Что до Малнате, то его перевели в Милан в ноябре тридцать девятого (он пытался дозвониться до меня в сентябре, он мне даже писал…), и я его так больше и не увидел. Бедный Джампи! Он-то ведь верил в честное будущее Ломбардии, в ее коммунистическое будущее, которое призывно улыбалось ему из тьмы неотвратимой войны, он допускал, что будущее это весьма далекое, но оно обязательно, неотвратимо наступит. Но что знает сердце? Когда я думаю о нем, отправившемся на русский фронт в сорок первом и не вернувшемся, я всегда вспоминаю, как относилась Миколь к его словам, всякий раз, когда после партии в теннис он начинал «проповедовать». Он говорил спокойно, низким, звучным голосом, но Миколь, в отличие от меня, никогда его не слушала. Она не переставала подшучивать над ним, разыгрывать его и подкусывать.
— Но сама-то ты за кого? За фашистов? — спросил он ее однажды, качая головой. Он не понимал.
Что же было между ними?
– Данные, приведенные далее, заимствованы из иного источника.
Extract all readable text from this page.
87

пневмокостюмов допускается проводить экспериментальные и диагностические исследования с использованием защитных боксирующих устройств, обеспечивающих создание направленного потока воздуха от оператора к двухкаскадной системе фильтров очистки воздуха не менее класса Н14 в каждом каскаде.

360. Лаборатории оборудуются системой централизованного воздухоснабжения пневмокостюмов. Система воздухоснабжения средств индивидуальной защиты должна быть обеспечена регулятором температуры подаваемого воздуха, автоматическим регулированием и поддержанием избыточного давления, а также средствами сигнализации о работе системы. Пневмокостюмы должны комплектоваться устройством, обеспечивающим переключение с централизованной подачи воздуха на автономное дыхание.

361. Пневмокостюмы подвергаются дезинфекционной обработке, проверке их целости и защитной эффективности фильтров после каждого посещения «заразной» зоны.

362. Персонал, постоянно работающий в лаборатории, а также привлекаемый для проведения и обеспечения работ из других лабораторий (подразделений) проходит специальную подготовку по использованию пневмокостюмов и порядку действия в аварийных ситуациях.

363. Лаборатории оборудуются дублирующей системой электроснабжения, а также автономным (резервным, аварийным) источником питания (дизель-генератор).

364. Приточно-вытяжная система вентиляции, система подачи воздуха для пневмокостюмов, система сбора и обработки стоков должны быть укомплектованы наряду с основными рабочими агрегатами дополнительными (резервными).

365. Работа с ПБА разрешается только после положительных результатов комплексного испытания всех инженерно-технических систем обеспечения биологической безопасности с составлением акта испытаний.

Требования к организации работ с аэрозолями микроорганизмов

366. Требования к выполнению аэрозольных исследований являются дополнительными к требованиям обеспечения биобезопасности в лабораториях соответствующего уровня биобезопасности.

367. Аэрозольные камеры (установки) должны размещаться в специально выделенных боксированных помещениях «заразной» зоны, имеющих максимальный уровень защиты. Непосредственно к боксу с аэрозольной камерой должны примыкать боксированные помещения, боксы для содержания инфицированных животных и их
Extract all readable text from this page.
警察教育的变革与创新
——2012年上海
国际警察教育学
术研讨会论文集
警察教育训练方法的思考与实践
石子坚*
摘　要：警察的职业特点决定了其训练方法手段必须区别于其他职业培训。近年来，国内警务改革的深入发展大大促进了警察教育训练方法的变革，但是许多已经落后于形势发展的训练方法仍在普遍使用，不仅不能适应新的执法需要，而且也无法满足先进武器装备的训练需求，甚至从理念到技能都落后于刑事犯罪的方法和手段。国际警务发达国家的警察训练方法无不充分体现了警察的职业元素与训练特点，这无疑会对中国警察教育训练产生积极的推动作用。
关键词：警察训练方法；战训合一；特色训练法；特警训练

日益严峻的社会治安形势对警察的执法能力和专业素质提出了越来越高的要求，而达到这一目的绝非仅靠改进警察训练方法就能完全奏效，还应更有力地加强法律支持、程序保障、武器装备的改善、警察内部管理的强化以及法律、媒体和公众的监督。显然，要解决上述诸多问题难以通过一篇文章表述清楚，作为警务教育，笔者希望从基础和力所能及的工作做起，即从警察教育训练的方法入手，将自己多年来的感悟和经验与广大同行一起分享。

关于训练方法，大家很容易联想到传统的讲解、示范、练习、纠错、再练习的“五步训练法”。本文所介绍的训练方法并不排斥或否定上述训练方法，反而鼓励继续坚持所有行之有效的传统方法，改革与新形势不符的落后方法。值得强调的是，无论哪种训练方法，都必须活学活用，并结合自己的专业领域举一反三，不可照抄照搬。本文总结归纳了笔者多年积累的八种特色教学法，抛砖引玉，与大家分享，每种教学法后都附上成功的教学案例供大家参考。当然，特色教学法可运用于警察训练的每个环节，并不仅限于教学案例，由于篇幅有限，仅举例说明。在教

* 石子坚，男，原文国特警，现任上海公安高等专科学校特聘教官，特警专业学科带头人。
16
Ничего? Кто знает!
Я могу сказать только определенно, что, как бы предвидя ожидавший ее и их семью конец, Миколь постоянно повторяла Малнате, что для нее его демократическое и социальное будущее ничего не значит, что будущее она отвергает, что предпочитает ему веселое и прекрасное сегодня, а еще больше — прошлое, милое, доброе, невинное прошлое.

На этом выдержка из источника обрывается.